This pest is native to the Southwest United States but has spread and become a worldwide problem for anyone growing potatoes. It's the Colorado potato beetle.
The Colorado potato beetle is so prevalent it's often just called the potato bug. Unlike smaller insects that are hard to see, the potato beetle is obvious. The large, black and yellow striped beetle is found on potato leaves laying clusters of orange eggs on the undersides of the leaves. The eggs hatch into a red, soft larvae that feeds heavily, defoliating plants. Although potatoes can lose a third of their leaves and still produce a crop, the potato beetles can devastate plants.
To control the beetle you have to understand its lifecycle. Potato beetles overwinter just below the soil line. In spring the adults can't fly, but walk to the emerging potato shoots. Mulching with a two to four inch thick layer of straw at potato planting time will thwart these adults from finding the new potato plants.
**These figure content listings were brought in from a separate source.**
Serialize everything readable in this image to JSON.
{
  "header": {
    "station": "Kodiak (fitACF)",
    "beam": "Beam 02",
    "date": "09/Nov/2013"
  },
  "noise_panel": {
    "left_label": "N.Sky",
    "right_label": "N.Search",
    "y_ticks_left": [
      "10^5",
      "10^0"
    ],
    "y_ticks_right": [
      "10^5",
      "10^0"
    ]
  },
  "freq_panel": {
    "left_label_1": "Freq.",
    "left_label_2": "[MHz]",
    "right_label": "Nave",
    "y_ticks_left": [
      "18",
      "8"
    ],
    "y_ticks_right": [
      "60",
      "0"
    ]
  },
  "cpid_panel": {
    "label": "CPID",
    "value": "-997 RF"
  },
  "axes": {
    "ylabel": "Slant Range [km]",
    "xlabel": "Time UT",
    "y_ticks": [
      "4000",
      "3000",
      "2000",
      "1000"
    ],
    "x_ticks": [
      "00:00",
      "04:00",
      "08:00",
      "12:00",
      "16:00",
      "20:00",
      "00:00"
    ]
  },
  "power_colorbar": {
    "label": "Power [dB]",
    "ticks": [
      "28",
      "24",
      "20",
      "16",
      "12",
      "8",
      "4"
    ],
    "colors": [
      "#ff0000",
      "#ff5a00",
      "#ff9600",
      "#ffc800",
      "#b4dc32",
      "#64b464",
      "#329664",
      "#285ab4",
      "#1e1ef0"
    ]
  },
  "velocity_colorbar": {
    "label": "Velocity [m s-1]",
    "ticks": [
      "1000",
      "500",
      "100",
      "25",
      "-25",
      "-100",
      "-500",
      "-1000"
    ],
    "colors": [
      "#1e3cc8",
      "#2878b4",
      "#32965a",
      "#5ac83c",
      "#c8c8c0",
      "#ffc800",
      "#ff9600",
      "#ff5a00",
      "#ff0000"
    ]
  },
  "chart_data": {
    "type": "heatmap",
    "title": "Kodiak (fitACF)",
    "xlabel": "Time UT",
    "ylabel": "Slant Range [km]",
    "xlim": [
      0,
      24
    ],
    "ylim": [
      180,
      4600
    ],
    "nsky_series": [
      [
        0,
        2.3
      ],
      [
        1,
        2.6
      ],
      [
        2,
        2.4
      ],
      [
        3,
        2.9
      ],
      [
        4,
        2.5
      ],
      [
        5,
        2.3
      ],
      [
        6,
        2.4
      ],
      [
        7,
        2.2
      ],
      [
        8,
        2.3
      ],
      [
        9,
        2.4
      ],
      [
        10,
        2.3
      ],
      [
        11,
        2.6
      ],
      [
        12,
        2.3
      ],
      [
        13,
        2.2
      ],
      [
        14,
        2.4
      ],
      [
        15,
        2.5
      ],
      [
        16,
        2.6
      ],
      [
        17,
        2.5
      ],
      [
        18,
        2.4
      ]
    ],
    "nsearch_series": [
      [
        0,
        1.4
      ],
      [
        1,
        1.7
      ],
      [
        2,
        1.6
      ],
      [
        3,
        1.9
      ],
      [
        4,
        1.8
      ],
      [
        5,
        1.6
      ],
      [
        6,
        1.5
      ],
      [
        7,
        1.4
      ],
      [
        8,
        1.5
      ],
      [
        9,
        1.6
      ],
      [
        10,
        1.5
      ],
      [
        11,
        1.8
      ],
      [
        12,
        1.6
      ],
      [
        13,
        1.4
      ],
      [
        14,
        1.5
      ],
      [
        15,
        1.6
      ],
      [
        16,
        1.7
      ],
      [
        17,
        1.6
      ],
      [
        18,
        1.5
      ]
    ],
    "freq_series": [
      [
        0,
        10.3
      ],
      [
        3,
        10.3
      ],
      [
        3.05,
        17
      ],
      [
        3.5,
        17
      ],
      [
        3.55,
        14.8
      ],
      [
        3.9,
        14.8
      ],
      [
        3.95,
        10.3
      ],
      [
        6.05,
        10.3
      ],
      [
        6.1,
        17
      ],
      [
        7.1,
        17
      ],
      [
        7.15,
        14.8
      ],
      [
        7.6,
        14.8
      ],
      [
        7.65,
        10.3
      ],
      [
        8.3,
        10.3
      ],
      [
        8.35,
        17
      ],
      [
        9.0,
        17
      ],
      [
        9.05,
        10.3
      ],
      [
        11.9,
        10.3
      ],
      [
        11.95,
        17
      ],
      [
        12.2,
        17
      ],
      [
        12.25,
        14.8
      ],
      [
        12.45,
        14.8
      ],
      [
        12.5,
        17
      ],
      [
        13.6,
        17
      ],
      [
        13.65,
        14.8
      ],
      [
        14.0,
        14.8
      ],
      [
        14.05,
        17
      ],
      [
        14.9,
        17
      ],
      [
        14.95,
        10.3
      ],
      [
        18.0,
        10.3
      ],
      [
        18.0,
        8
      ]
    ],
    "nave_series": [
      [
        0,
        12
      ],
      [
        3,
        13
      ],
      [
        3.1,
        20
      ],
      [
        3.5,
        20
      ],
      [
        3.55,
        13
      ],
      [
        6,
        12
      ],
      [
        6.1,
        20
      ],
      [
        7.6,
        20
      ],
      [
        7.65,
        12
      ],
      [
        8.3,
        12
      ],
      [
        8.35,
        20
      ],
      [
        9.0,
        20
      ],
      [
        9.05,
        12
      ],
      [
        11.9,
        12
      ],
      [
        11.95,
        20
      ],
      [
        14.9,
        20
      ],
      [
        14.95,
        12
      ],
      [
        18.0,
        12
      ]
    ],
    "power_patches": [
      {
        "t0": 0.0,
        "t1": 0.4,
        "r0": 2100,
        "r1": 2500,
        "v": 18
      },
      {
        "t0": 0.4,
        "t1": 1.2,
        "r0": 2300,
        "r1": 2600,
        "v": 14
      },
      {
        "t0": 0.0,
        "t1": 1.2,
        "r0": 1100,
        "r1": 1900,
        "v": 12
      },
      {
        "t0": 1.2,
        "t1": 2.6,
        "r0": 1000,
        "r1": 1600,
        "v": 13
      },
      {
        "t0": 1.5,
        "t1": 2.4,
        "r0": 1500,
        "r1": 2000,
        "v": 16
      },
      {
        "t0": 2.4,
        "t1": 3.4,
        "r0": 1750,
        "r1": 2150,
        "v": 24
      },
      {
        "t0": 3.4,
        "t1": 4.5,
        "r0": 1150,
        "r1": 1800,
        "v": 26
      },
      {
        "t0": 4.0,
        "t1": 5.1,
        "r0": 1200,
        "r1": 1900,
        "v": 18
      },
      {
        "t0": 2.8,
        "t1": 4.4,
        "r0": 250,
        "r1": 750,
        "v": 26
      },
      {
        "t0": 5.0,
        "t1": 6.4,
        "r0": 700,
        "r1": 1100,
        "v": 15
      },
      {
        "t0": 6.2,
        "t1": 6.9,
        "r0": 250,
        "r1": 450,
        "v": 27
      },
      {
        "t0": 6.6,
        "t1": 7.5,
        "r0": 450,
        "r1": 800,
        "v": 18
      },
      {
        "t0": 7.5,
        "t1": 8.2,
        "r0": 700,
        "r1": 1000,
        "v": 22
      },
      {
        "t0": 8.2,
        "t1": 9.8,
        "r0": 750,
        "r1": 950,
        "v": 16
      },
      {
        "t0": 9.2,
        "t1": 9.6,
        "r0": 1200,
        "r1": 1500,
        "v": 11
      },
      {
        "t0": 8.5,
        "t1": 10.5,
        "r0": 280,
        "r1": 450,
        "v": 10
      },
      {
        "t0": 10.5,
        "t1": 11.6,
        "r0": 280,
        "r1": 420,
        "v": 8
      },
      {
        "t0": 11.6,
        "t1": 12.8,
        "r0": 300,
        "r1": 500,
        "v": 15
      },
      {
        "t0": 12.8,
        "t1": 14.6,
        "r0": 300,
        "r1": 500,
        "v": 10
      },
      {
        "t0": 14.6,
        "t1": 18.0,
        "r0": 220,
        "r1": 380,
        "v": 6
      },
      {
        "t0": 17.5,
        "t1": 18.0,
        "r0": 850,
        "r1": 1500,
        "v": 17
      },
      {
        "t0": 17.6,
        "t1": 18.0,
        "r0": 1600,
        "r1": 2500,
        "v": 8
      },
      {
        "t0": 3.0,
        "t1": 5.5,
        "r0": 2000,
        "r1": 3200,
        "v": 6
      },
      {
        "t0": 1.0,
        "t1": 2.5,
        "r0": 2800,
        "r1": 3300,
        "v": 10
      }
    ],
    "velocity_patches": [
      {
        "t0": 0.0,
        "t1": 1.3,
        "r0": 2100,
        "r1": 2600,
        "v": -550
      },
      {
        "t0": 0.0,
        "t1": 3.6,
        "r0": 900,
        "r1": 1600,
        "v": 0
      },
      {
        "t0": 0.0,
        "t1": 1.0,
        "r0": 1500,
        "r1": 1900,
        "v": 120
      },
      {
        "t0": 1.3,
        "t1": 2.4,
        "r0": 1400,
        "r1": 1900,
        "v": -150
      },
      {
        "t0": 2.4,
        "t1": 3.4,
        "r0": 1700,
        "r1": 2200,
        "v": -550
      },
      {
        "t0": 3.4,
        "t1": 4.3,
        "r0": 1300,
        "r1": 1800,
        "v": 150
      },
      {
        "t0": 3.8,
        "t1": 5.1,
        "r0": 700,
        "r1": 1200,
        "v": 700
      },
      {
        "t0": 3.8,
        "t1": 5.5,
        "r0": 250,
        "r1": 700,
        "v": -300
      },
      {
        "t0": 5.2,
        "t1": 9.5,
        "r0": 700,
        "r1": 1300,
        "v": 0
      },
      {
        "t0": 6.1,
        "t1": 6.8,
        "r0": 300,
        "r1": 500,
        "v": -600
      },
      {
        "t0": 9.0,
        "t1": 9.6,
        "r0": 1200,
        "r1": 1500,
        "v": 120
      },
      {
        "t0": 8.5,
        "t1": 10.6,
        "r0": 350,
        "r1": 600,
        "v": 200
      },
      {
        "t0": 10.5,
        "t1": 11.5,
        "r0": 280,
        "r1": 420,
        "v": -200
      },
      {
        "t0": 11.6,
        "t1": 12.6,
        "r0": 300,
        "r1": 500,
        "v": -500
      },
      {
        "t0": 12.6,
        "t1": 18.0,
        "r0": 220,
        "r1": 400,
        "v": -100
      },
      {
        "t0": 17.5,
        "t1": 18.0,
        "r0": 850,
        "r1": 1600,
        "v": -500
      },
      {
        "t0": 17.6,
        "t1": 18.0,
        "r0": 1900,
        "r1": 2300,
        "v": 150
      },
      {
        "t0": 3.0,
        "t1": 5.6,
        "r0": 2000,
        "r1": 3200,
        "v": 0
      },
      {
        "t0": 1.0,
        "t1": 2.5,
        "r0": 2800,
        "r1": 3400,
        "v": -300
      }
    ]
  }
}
Hand pick the adults in spring as you see them, and drop them into a pail of soapy water. Check the undersides of the leaves every few days and crush the orange egg clusters. Don't forget to check eggplant and other tomato family crops, too.
If the potato beetles have gotten out of control, spray Neem oil or a form of Bt called potato beeter on the plants. These organic controls work best on the young larvae so spray early. In the future rotate crops, plant resistant varieties, such as King Harry, or grow early maturing varieties that mature before the beetles population swells in late summer.